At some point I want to write a post about what sort of qualities an artistic game will emphasize (sneak peek: it's not a complex story!).  But this is not that post.  What this post is about is my sense that many gamers do not want games to tackle the serious themes that they will have to tackle if they want to be art.  They like cool weapons and vehicles and monsters - they like pretending to kill things without thinking too much about it.  Many people, paradoxically, like for games to tell stories but apparently don't like to have stories told to them, judging by how loudly they bitch when ever something isn't exactly to their liking.  Unfortunately this all starts to get wrapped up in the rather pointless debate about what art is - I want to avoid that, so let it suffice to say that many gamers don't exactly come across to me as museum goers, or frequenters of art house cinema.  Not only that, they ridicule those things.  But they still want society to respect them because they think Gears of War is "art".

There's this thing where, one movie is art, therefore all movies are art, because movies = art, right?  I don't believe it works that way, except in the most loose sense of the word "art".  If by "art" all people mean is the craft of doing something (as in the terms "martial arts" or "culinary arts" or expressions like "the art of motorcycle maintenance") then sure, all movies are "art" and all games too.  But obviously that's not what people mean - they  mean Art, as in Fine Art, as in culturally important artifacts that belong in museums, that should be preserved and studied and so on.  This is simply not something that all movies have - its not something that all books have, or all music or all images and it's not something that all games will have either.  And at this point almost no games have it, in my opinion.

I mean, let's face it, Gears of War makes Inception look like Hamlet.

I'm going to wrap this up because I've already gone on too long and this post is in danger of going completely off the rails.  Better to put it out of its misery now and post a follow up article if necessary.  In conclusion - there is a movie called My Dinner with Andre in which two guys have dinner.  It is widely regarded as a masterpiece.  If somebody made a game experience out of that, how many people would think it was better than the latest military-space-blood-death-shooter-thingy?  How many gamers really want to play art?


  1. This is J-Rath here...the guy who had the top rated comment in the IGN post you were talking about.

    Because of this blog, I completely respect your opinion now. See, you and I go to the movies for different reasons. To me, you seem to judge movies very technically, which I would imagine this causes Nolan's films to not be the best. I myself go for the overall experience. Did it move me? Did I enjoy it? Would I watch it again? These are all questions that I ask myself afterwards and for all of Nolans films the answers (at least for me personally) are a resounding yes.

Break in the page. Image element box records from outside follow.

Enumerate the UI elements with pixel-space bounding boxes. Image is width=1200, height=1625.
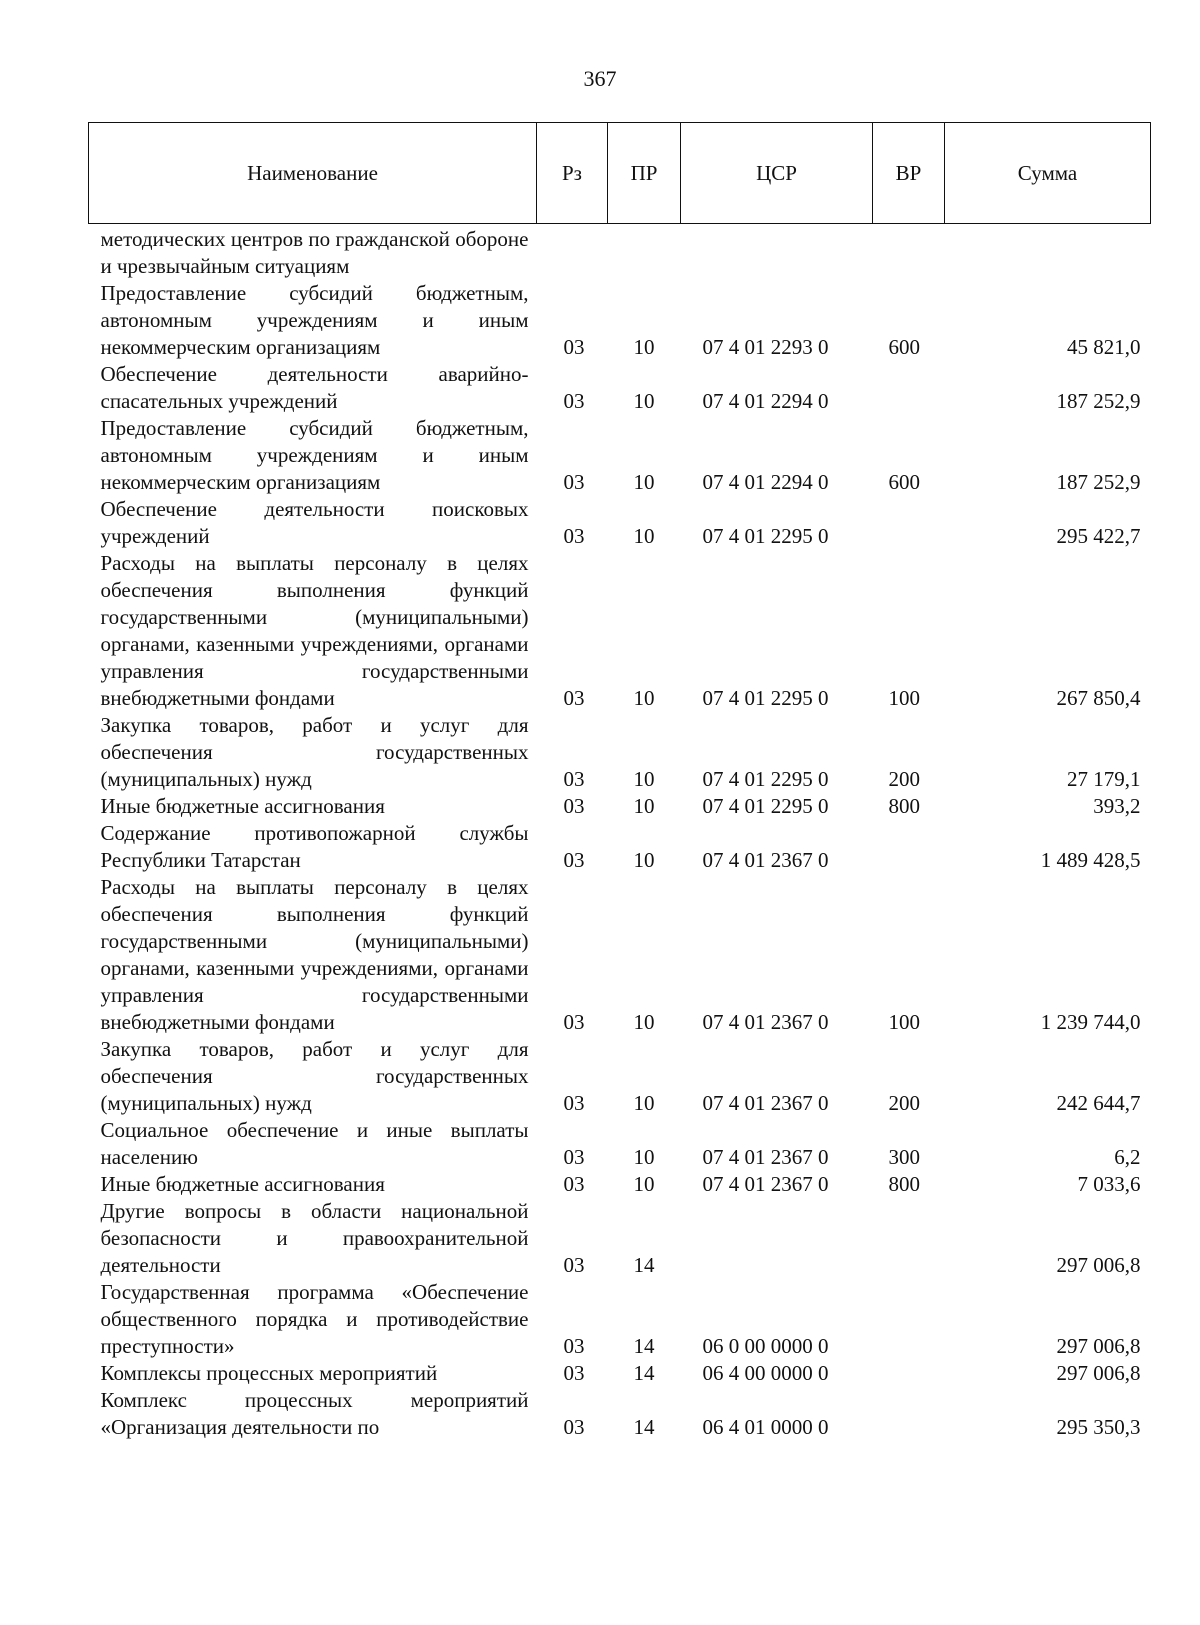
cell-rz: 03	[563, 1361, 585, 1385]
cell-vr: 300	[888, 1145, 920, 1169]
cell-name: Комплекс процессных мероприятий «Организация деятельности по	[100, 1388, 529, 1439]
budget-table	[88, 122, 1151, 1441]
cell-pr: 10	[633, 470, 655, 494]
cell-csr: 07 4 01 2295 0	[702, 686, 829, 710]
cell-pr: 14	[633, 1361, 655, 1385]
cell-rz: 03	[563, 686, 585, 710]
table-row	[89, 712, 1151, 793]
cell-sum: 297 006,8	[1056, 1253, 1141, 1277]
cell-name: Расходы на выплаты персоналу в целях обеспечения выполнения функций государственными (муниципальными) органами, казенными учреждениями, органами управления государственными внебюджетными фондами	[100, 875, 529, 1034]
cell-csr: 07 4 01 2367 0	[702, 848, 829, 872]
cell-pr: 10	[633, 389, 655, 413]
cell-vr	[873, 361, 945, 415]
table-body	[89, 224, 1151, 1442]
cell-pr: 10	[633, 1145, 655, 1169]
cell-sum: 45 821,0	[1067, 335, 1141, 359]
cell-csr: 07 4 01 2367 0	[702, 1145, 829, 1169]
cell-name: Содержание противопожарной службы Республики Татарстан	[100, 821, 529, 872]
cell-csr: 06 4 00 0000 0	[702, 1361, 829, 1385]
cell-pr: 10	[633, 335, 655, 359]
cell-rz: 03	[563, 1145, 585, 1169]
cell-name: методических центров по гражданской обороне и чрезвычайным ситуациям	[100, 227, 529, 278]
cell-csr: 07 4 01 2367 0	[702, 1172, 829, 1196]
cell-sum: 187 252,9	[1056, 389, 1141, 413]
cell-vr	[873, 496, 945, 550]
cell-csr: 06 4 01 0000 0	[702, 1415, 829, 1439]
header-sum: Сумма	[945, 123, 1151, 224]
cell-pr: 10	[633, 686, 655, 710]
table-row	[89, 1036, 1151, 1117]
table-row	[89, 415, 1151, 496]
cell-sum: 297 006,8	[1056, 1334, 1141, 1358]
cell-rz	[537, 224, 608, 281]
cell-vr	[873, 224, 945, 281]
header-name: Наименование	[89, 123, 537, 224]
cell-vr: 200	[888, 767, 920, 791]
cell-vr	[873, 1387, 945, 1441]
cell-pr: 10	[633, 1091, 655, 1115]
cell-name: Предоставление субсидий бюджетным, автономным учреждениям и иным некоммерческим организациям	[100, 281, 529, 359]
cell-vr	[873, 1360, 945, 1387]
cell-name: Закупка товаров, работ и услуг для обеспечения государственных (муниципальных) нужд	[100, 1037, 529, 1115]
table-row	[89, 1198, 1151, 1279]
cell-pr: 10	[633, 1172, 655, 1196]
cell-rz: 03	[563, 335, 585, 359]
cell-csr: 07 4 01 2295 0	[702, 794, 829, 818]
table-row	[89, 793, 1151, 820]
cell-csr: 07 4 01 2367 0	[702, 1010, 829, 1034]
cell-sum	[945, 224, 1151, 281]
cell-name: Иные бюджетные ассигнования	[100, 794, 385, 818]
header-row	[89, 123, 1151, 224]
cell-pr: 10	[633, 1010, 655, 1034]
cell-pr: 10	[633, 848, 655, 872]
cell-name: Предоставление субсидий бюджетным, автономным учреждениям и иным некоммерческим организациям	[100, 416, 529, 494]
cell-rz: 03	[563, 389, 585, 413]
cell-pr: 10	[633, 767, 655, 791]
cell-sum: 1 239 744,0	[1040, 1010, 1141, 1034]
table-row	[89, 820, 1151, 874]
cell-name: Социальное обеспечение и иные выплаты населению	[100, 1118, 529, 1169]
cell-csr: 07 4 01 2293 0	[702, 335, 829, 359]
cell-rz: 03	[563, 1010, 585, 1034]
cell-csr	[681, 1198, 873, 1279]
cell-rz: 03	[563, 470, 585, 494]
table-row	[89, 1171, 1151, 1198]
cell-name: Государственная программа «Обеспечение общественного порядка и противодействие преступности»	[100, 1280, 529, 1358]
cell-vr: 100	[888, 686, 920, 710]
cell-pr: 14	[633, 1253, 655, 1277]
cell-rz: 03	[563, 848, 585, 872]
cell-csr: 07 4 01 2294 0	[702, 389, 829, 413]
header-vr: ВР	[873, 123, 945, 224]
cell-name: Иные бюджетные ассигнования	[100, 1172, 385, 1196]
cell-vr	[873, 820, 945, 874]
cell-name: Комплексы процессных мероприятий	[100, 1361, 438, 1385]
cell-name: Другие вопросы в области национальной безопасности и правоохранительной деятельности	[100, 1199, 529, 1277]
table-row	[89, 224, 1151, 281]
cell-sum: 187 252,9	[1056, 470, 1141, 494]
table-row	[89, 1360, 1151, 1387]
cell-vr	[873, 1198, 945, 1279]
cell-rz: 03	[563, 524, 585, 548]
cell-sum: 6,2	[1114, 1145, 1141, 1169]
cell-vr: 600	[888, 335, 920, 359]
table-row	[89, 1117, 1151, 1171]
cell-sum: 267 850,4	[1056, 686, 1141, 710]
table-header	[89, 123, 1151, 224]
table-row	[89, 874, 1151, 1036]
cell-sum: 242 644,7	[1056, 1091, 1141, 1115]
table-row	[89, 361, 1151, 415]
cell-name: Закупка товаров, работ и услуг для обеспечения государственных (муниципальных) нужд	[100, 713, 529, 791]
cell-rz: 03	[563, 794, 585, 818]
cell-vr: 800	[888, 794, 920, 818]
cell-sum: 297 006,8	[1056, 1361, 1141, 1385]
cell-csr: 07 4 01 2295 0	[702, 524, 829, 548]
cell-vr: 100	[888, 1010, 920, 1034]
cell-csr	[681, 224, 873, 281]
cell-name: Обеспечение деятельности поисковых учреждений	[100, 497, 529, 548]
cell-sum: 295 422,7	[1056, 524, 1141, 548]
cell-csr: 07 4 01 2367 0	[702, 1091, 829, 1115]
cell-csr: 07 4 01 2295 0	[702, 767, 829, 791]
cell-vr: 600	[888, 470, 920, 494]
table-row	[89, 1279, 1151, 1360]
cell-vr: 800	[888, 1172, 920, 1196]
cell-rz: 03	[563, 1415, 585, 1439]
cell-rz: 03	[563, 1172, 585, 1196]
cell-rz: 03	[563, 767, 585, 791]
cell-pr	[608, 224, 681, 281]
table-row	[89, 496, 1151, 550]
cell-pr: 14	[633, 1415, 655, 1439]
table-row	[89, 550, 1151, 712]
cell-rz: 03	[563, 1091, 585, 1115]
header-pr: ПР	[608, 123, 681, 224]
cell-csr: 07 4 01 2294 0	[702, 470, 829, 494]
cell-pr: 10	[633, 524, 655, 548]
table-row	[89, 280, 1151, 361]
cell-rz: 03	[563, 1334, 585, 1358]
cell-name: Обеспечение деятельности аварийно-спасательных учреждений	[100, 362, 529, 413]
header-rz: Рз	[537, 123, 608, 224]
cell-sum: 1 489 428,5	[1040, 848, 1141, 872]
page-number: 367	[583, 66, 617, 91]
cell-sum: 393,2	[1093, 794, 1141, 818]
cell-pr: 10	[633, 794, 655, 818]
cell-rz: 03	[563, 1253, 585, 1277]
table-row	[89, 1387, 1151, 1441]
cell-vr	[873, 1279, 945, 1360]
cell-sum: 295 350,3	[1056, 1415, 1141, 1439]
cell-vr: 200	[888, 1091, 920, 1115]
cell-sum: 7 033,6	[1077, 1172, 1141, 1196]
cell-name: Расходы на выплаты персоналу в целях обеспечения выполнения функций государственными (муниципальными) органами, казенными учреждениями, органами управления государственными внебюджетными фондами	[100, 551, 529, 710]
cell-csr: 06 0 00 0000 0	[702, 1334, 829, 1358]
cell-pr: 14	[633, 1334, 655, 1358]
header-csr: ЦСР	[681, 123, 873, 224]
cell-sum: 27 179,1	[1067, 767, 1141, 791]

    As far as the videogames as art debate? I think all videogames are art. The amount of creativity and pure artwork that goes into almost each and every single game is astounding. Taking a step back, I personally think that the gaming entertainment industry is BY FAR the most innovative currently and the imagination that most games have is art in and of itself in my opinion.

    Regardless, I loved the post and enjoyed your argument. I would love to follow you but I cant seem to find the follow button. Help?

    1. Thanks for taking the time to comment. I'm glad you pointed out that there's no Follow button - I'm something of a novice at this new fangled "blogging" thing, and I didn't realize I had to add one manually. :) So that is done.

      Otherwise, I do agree with you. Games are super fascinating - they're this strange melting pot of art, music, story telling and, something relatively new for art, interactivity. Add in the possibility for user generated content to mingle seamlessly with authorial content and you've got something that art has basically never seen before. Video games are intrinsically post modern and interdisciplinary. I think one thing you and I can definitely agree on is that it will be very interesting to see where games go over the next few years.